Impuissante face à cette dégénérescence insidieuse à tous les niveaux, j’ai décidé de devenir bénévole au service de la lutte contre le cancer et du bien-être des battants via le Comité du Relais pour la Vie Bruxelles-ULB il y a quelques années, entre deux jobs. Avant de réaliser qu'il faut trouver un équilibre entre les différentes étiquettes : ce n'est pas parce qu'on a eu le cancer qu'on ne doit fréquenter que des malades et ce milieu, mais ce n'est pas non plus une raison pour tout rejeter en bloc et faire l'autruche.

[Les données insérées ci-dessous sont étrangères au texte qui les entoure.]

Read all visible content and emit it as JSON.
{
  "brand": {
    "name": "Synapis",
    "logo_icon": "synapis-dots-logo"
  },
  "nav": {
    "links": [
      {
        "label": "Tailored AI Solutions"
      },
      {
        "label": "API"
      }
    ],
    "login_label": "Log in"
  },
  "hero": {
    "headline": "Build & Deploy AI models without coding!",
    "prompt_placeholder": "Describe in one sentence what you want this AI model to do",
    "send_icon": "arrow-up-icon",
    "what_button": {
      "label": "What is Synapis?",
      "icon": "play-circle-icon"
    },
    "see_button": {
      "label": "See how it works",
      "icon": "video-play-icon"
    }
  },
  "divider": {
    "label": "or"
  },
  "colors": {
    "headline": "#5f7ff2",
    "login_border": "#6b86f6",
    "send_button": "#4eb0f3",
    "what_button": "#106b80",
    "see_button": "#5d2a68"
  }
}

"Nous ne pourrons vaincre aucune des maladies infectieuses qui affligent les pays en développement tant que nous n'aurons pas gagné la bataille pour l'eau potable, l'assainissement et les soins de santé de base". Kofi Annan
La vie ne t'a pas gâtée avec une mère dénaturée, amère de ne pas vivre avec son grand amour, et un père, amoureux de la mauvaise personne, noyant son chagrin dans les petites et grandes bêtises et dans l'alcool. Petite, tu as dû aller en sanatorium à cause de la tuberculose, ce qui t'a donné cette rage de vivre, puis tu as commencé à subir les conséquences des effets secondaires des traitements après une trêve toute relative : cicatrices apparentes et psychologiques, foie émacié, mariage brisé, famille éclatée,...
Tu es un exemple. Tu es mon exemple. Mon inspiration. Merci. Merci maman. Merci d'avoir été tout ce que tu as été, bon gré, mal gré. Merci d'avoir transmis tout ce que tu as transmis. Même si ça ne me rend pas la tâche facile tous les jours, merci d'avoir été toi et de continuer à l'être, jusqu'aux bouts des ongles.
Aujourd'hui, tu es partie..."Enfin calmée" ? Je l'espère de tout mon coeur...
Une maman c'est tellement de jolies choses. C'est cette femme qui sourit en permanence juste pour voir son enfant heureux. C'est celle qui voue sa vie à sa famille. C'est aussi la femme qui encaisse et qui esquive. Une maman ne dort jamais tout à fait ; elle est liée au sommeil de son enfant. Une maman sait tout faire et sait tout réparer. On est si petit, le monde est si grand...Que serait la vie, sans notre maman. Maman est un mot magique.